Lumkile Mondi, chief economist at the Industrial Development Corporation, said before last week’s interest rates decision that there is room in the economy for a two percentage point rate cut. This week he maintained that stance, noting last week’s GDP figures and this week’s news on the NOFP closure should have outweighed the inflation blip and brisk growth in credit demand and persuaded the Bank to cut rates.
But Mondi notes that Mboweni’s limitation has been his mandate. His boss, Minister of Finance Trevor Manuel, has to allow him to use his tool for other purposes. He suggested in the Mail & Guardian last month that Mboweni’s mandate should include economic output and inflation.

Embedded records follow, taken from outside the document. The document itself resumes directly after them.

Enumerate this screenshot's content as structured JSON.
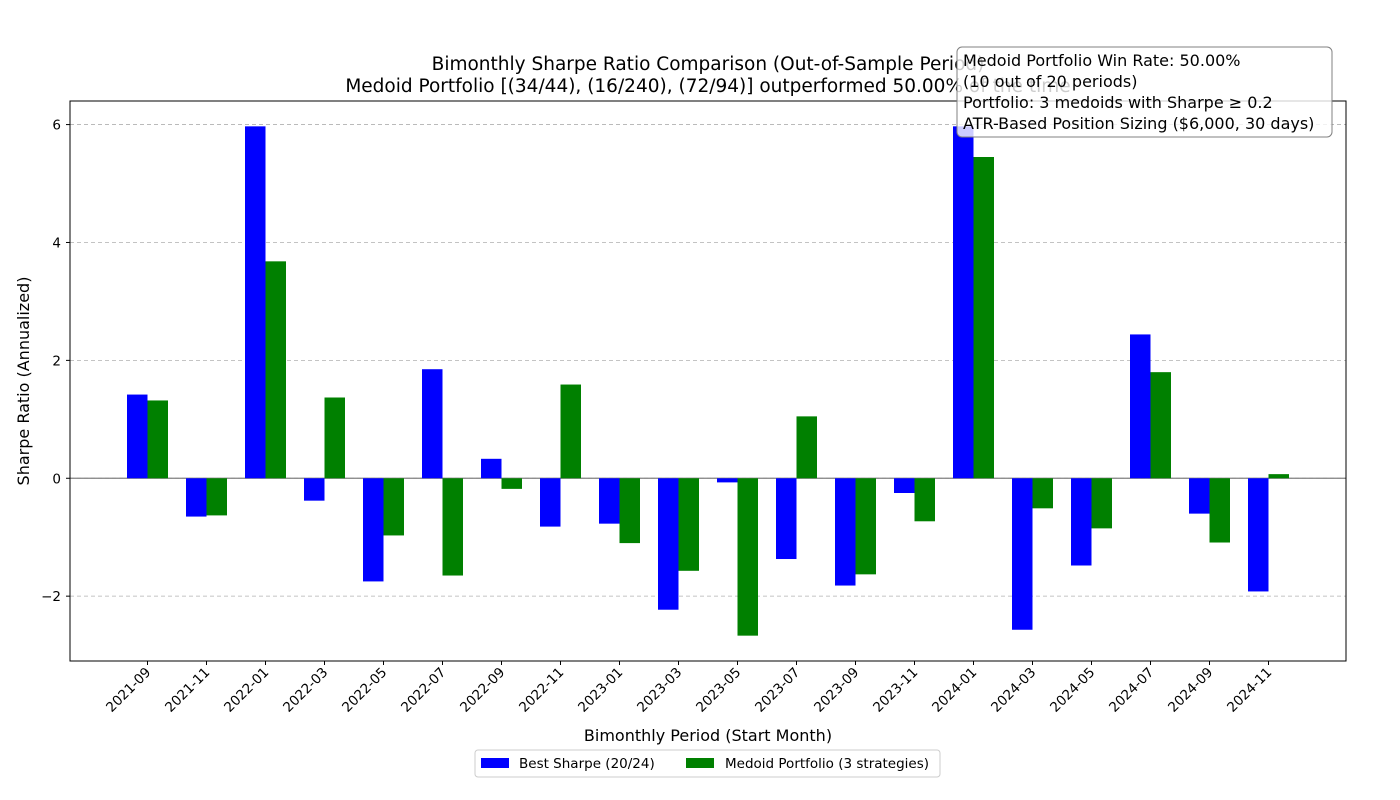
{
  "chart_data": {
    "type": "bar",
    "title_line1": "Bimonthly Sharpe Ratio Comparison (Out-of-Sample Period)",
    "title_line2": "Medoid Portfolio [(34/44), (16/240), (72/94)] outperformed 50.00% of the time",
    "xlabel": "Bimonthly Period (Start Month)",
    "ylabel": "Sharpe Ratio (Annualized)",
    "ylim": [
      -3.1,
      6.4
    ],
    "yticks": [
      -2,
      0,
      2,
      4,
      6
    ],
    "ytick_labels": [
      "−2",
      "0",
      "2",
      "4",
      "6"
    ],
    "grid": "horizontal dashed",
    "legend_position": "bottom-center",
    "categories": [
      "2021-09",
      "2021-11",
      "2022-01",
      "2022-03",
      "2022-05",
      "2022-07",
      "2022-09",
      "2022-11",
      "2023-01",
      "2023-03",
      "2023-05",
      "2023-07",
      "2023-09",
      "2023-11",
      "2024-01",
      "2024-03",
      "2024-05",
      "2024-07",
      "2024-09",
      "2024-11"
    ],
    "series": [
      {
        "name": "Best Sharpe (20/24)",
        "color": "#0000ff",
        "values": [
          1.42,
          -0.65,
          5.97,
          -0.38,
          -1.75,
          1.85,
          0.33,
          -0.82,
          -0.77,
          -2.23,
          -0.07,
          -1.37,
          -1.82,
          -0.25,
          5.97,
          -2.57,
          -1.48,
          2.44,
          -0.6,
          -1.92
        ]
      },
      {
        "name": "Medoid Portfolio (3 strategies)",
        "color": "#008000",
        "values": [
          1.32,
          -0.63,
          3.68,
          1.37,
          -0.97,
          -1.65,
          -0.18,
          1.59,
          -1.1,
          -1.57,
          -2.67,
          1.05,
          -1.63,
          -0.73,
          5.45,
          -0.51,
          -0.85,
          1.8,
          -1.09,
          0.07
        ]
      }
    ],
    "annotation": {
      "lines": [
        "Medoid Portfolio Win Rate: 50.00%",
        "(10 out of 20 periods)",
        "Portfolio: 3 medoids with Sharpe ≥ 0.2",
        "ATR-Based Position Sizing ($6,000, 30 days)"
      ]
    }
  }
}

To be sure, inflation targeting has been both good and necessary. It has instilled discipline in the national psyche around inflation, and galvanised and focused a nation in pursuit of what was meant to be a common goal. In the period since, there has been a general acceptance by all stakeholders of its importance. The possible exception is labour, whose expectations in the quarterly Bureau for Economic Research survey remain higher than those of business and households.
Yet, last week, I felt that Mboweni could have cut the rate and risked inflation acceleration to spur economic activity, just as long as inflation stays within the target band. In anticipation of economic growth, another option over the long term is for the Treasury to move the inflation target band to, say, 5% to 7%. This was suggested by Standard Bank economist Iraj Abedian last year and Mboweni dismissed it as ”Iraj using information that is not in the Treasury or the Bank”. That does not help.